For years a string of empty roads have been my sanctuary. If you draw a line from Yea to Seymour to Euroa then Merton, and back to Yea, you draw the boundaries of a space wherein few people go. A patchwork of forests and paddocks, tall granite hills and low-cut creeks. With its old church, stone formations, its empty air blowing through craggy pines, this place has entered my soul, and riding through it gives me peace. I take my time, through the sweeping lanes with their constant lashings of gravel and fallen limbs. There's never anybody behind or in front; just the road, myself, and sweet solitude.



Yesterday I could have gone in any direction but I chose my sanctuary. I travelled via King Lake to Yea, from where I made to Highlands and on to these roads. Exiting them at Longwood I rode the Hume to Euroa for tea, then re-entered the magic near Creighton's Creek. When finally I returned to Yea, I rode the Melba Highway to Yarra Glen and home via Kangaroo Ground.

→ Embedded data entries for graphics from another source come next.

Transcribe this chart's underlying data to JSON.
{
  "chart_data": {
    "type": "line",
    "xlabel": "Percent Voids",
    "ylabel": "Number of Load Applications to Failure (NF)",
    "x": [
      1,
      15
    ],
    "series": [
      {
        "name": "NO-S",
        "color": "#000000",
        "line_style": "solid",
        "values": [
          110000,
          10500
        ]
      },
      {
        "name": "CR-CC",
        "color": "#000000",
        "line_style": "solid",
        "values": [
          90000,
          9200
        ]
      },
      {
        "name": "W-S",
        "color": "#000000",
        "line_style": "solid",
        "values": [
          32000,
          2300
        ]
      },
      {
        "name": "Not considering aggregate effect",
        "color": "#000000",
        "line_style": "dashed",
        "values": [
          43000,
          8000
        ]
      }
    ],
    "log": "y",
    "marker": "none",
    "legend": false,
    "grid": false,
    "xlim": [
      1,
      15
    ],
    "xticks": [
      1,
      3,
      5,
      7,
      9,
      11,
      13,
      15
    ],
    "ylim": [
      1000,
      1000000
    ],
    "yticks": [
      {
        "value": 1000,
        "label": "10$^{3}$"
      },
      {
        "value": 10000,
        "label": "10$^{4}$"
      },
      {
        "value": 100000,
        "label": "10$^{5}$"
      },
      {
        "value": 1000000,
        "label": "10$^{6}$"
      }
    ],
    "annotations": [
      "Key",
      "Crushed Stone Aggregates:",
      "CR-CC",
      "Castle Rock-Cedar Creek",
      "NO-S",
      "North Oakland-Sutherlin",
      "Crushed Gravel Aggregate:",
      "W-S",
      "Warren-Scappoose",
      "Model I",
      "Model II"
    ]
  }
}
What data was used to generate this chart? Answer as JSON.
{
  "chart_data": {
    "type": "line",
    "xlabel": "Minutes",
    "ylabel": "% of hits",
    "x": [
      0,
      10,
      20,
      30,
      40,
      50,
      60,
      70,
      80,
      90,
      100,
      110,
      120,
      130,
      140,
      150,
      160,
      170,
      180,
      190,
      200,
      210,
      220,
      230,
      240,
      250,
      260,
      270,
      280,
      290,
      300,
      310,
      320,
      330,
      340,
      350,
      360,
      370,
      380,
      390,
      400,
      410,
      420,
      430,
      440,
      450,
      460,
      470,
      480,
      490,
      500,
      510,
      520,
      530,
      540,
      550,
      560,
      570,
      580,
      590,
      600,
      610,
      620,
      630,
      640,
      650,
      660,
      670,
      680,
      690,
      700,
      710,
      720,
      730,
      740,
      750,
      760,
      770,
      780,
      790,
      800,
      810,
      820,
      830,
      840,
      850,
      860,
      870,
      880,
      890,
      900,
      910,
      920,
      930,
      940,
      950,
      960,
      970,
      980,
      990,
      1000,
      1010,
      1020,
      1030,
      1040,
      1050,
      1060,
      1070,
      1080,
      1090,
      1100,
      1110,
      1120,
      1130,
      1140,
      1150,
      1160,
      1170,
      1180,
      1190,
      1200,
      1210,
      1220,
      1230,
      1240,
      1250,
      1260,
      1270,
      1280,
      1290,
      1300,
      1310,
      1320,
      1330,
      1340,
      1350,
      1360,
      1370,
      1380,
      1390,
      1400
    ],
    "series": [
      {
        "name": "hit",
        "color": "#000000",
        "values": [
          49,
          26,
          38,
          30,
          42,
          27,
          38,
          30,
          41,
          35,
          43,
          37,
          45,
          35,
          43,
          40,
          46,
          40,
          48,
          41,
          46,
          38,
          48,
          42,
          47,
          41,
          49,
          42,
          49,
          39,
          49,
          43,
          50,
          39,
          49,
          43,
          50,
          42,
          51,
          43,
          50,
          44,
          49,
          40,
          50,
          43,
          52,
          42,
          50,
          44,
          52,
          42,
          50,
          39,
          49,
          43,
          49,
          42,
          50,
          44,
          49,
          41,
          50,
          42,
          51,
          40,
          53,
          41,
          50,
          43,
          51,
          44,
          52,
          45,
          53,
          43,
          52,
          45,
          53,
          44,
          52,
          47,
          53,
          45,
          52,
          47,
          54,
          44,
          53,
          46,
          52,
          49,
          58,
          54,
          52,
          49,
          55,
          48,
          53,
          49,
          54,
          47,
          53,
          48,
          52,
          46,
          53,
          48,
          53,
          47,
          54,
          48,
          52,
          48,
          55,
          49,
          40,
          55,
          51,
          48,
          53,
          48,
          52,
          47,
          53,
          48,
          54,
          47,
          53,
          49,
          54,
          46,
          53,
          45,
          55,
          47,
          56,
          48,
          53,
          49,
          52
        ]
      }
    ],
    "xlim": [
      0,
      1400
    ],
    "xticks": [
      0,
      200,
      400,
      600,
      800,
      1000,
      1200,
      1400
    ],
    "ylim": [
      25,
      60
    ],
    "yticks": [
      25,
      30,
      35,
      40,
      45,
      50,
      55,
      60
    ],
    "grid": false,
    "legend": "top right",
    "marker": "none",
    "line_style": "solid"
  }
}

But let us stay with these quiet roads.






I feel invigorated by the purr of my big twin. The W650 is a Rolls Royce. Usually one begins to notice faults as the miles are added to a new bike, but the more time that goes by, the more enamoured and admiring I become of this machine. The W650's engine is superb, wonderfully suited to this area. When I feel like thumping away I ride at low rpm and the engine has so much vibrating character. On these sunlit roads the bountiful torque allows me to sit in one gear - usually second or third - and merely roll the throttle on and off.






While resting in quiet moments, I chanced to meet the odd friend.




I also sought to call up the magic of this place so that it might enter my self and my machine.



But such techniques were unnecessary. By simply being in this place, lovingly, and spreading my body over its spaces, I had absorbed something precious. Without giving it names I contemplated it as the day ended.